Researchers are evaluating ziltivekimab as a treatment for people living with heart failure and inflammation. This Phase 3 study compares ziltivekimab to a placebo in participants with heart failure who have mild to preserved ejection fraction and systemic inflammation. The study aims to assess the effect of ziltivekimab on cardiovascular death, heart failure hospitalization, or urgent heart failure visits over a period of up to 4 years. Participants will receive monthly injections of either ziltivekimab or a placebo using a pre-filled syringe or a pen-injector. The study medication is administered subcutaneously once a month for up to 4 years. The trial includes up to 20 clinic visits during which participants will be monitored and assessed. During the study, participants will use a study app on their phone to record all injections and complete questionnaires. Researchers will monitor participants for key outcomes like cardiovascular events and heart failure episodes from the time of randomization until the end of the study. Safety and health status will be regularly evaluated throughout the study period, which may last up to 48 months.

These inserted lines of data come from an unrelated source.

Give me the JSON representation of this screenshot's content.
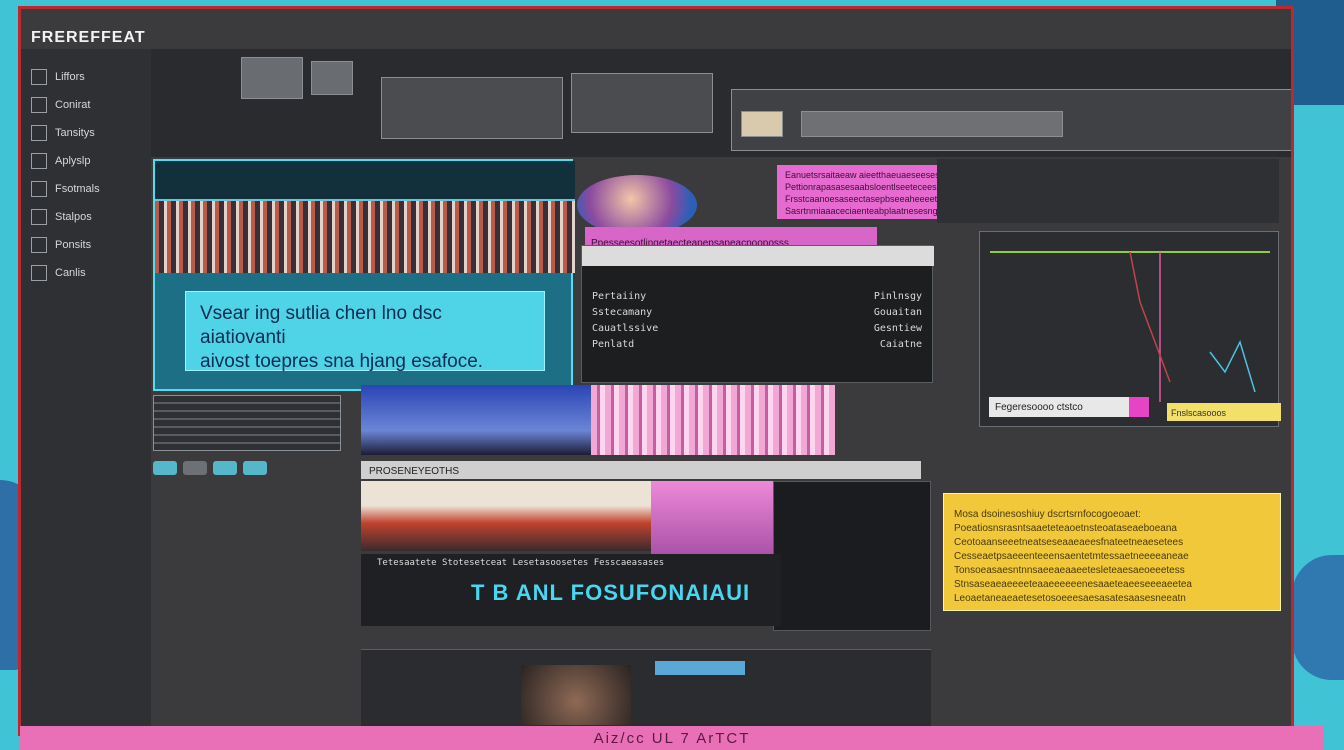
{
  "window": {
    "title": "FREREFFEAT",
    "footer_text": "Aiz/cc UL 7 ArTCT"
  },
  "sidebar": {
    "items": [
      {
        "label": "Liffors",
        "icon": "layers-icon"
      },
      {
        "label": "Conirat",
        "icon": "grid-icon"
      },
      {
        "label": "Tansitys",
        "icon": "sliders-icon"
      },
      {
        "label": "Aplyslp",
        "icon": "image-icon"
      },
      {
        "label": "Fsotmals",
        "icon": "folder-icon"
      },
      {
        "label": "Stalpos",
        "icon": "layers-icon"
      },
      {
        "label": "Ponsits",
        "icon": "grid-icon"
      },
      {
        "label": "Canlis",
        "icon": "sliders-icon"
      }
    ]
  },
  "video": {
    "subtitle_line1": "Vsear ing sutlia chen lno dsc aiatiovanti",
    "subtitle_line2": "aivost toepres sna hjang esafoce."
  },
  "properties": {
    "rows": [
      {
        "label": "Pertaiiny",
        "value": "Pinlnsgy"
      },
      {
        "label": "Sstecamany",
        "value": "Gouaitan"
      },
      {
        "label": "Cauatlssive",
        "value": "Gesntiew"
      },
      {
        "label": "Penlatd",
        "value": "Caiatne"
      }
    ]
  },
  "notes": {
    "magenta_lines": [
      "Eanuetsrsaitaeaw aieetthaeuaeseesesoapkasetsuthaeaguaetnsasuanrtit",
      "Pettionrapasasesaabsloentlseeteceesgestehsptepereepeshebtntensstesn",
      "Frsstcaanoesaseectasepbseeaheeeetoatsiebnseeebsestenssttpnenteantos",
      "Sasrtnmiaaaceciaenteabplaatnesesngeetseplfaasatsppsnnnnnauttntessa"
    ],
    "magenta_bar": "Ppesseesotlingetaecteapepsapeacpooposss",
    "yellow_lines": [
      "Mosa dsoinesoshiuy dscrtsrnfocogoeoaet:",
      "Poeatiosnsrasntsaaeteteaoetnsteoataseaeboeana",
      "Ceotoaanseeetneatseseaaeaeesfnateetneaesetees",
      "Cesseaetpsaeeenteeensaentetmtessaetneeeeaneae",
      "Tonsoeasaesntnnsaeeaeaaeetesleteaesaeoeeetess",
      "Stnsaseaeaeeeeteaaeeeeeenesaaeteaeeseeeaeetea",
      "Leoaetaneaeaetesetosoeeesaesasatesaasesneeatn"
    ]
  },
  "clips": {
    "bar_label": "PROSENEYEOTHS",
    "overlay_text": "T B ANL FOSUFONAIAUI",
    "overlay_caption": "Tetesaatete Stotesetceat Lesetasoosetes Fesscaeasases",
    "right_label": "Fegeresoooo ctstco",
    "yellow_tag": "Fnslscasooos"
  },
  "colors": {
    "accent_cyan": "#4fd3e6",
    "accent_magenta": "#e76ad0",
    "accent_yellow": "#f0c839",
    "frame_red": "#b9292f",
    "background": "#41c3d6"
  }
}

Researchers are evaluating the effect of a triple therapy inhaler called BGF MDI containing budesonide, glycopyrronium, and formoterol fumarate compared with a dual therapy inhaler called GFF MDI containing glycopyrronium and formoterol fumarate in people with Chronic Obstructive Pulmonary Disease (COPD) who have a higher risk of heart and lung problems. This Phase III randomized, double-blind, parallel group study takes place at multiple centers and focuses on cardiopulmonary outcomes in these patients. Participants receive either the BGF MDI 320/14.4/9.6 micrograms twice daily or the GFF MDI 14.4/9.6 micrograms twice daily. The treatments are inhaled using metered dose inhalers. The study compares these two therapies over time to see how they affect the time until the first severe heart or lung event occurs. The study design ensures that neither participants nor researchers know which treatment is given to reduce bias. During the study, participants will have regular visits to the study site or virtual visits to complete assessments. Researchers will monitor lung function, symptoms, and blood tests, including blood eosinophil counts and COPD assessment test scores. The main outcome measured is the time to the first severe cardiac or COPD event, with follow-up lasting up to three years. Safety and adherence to treatment will also be closely observed throughout the study period.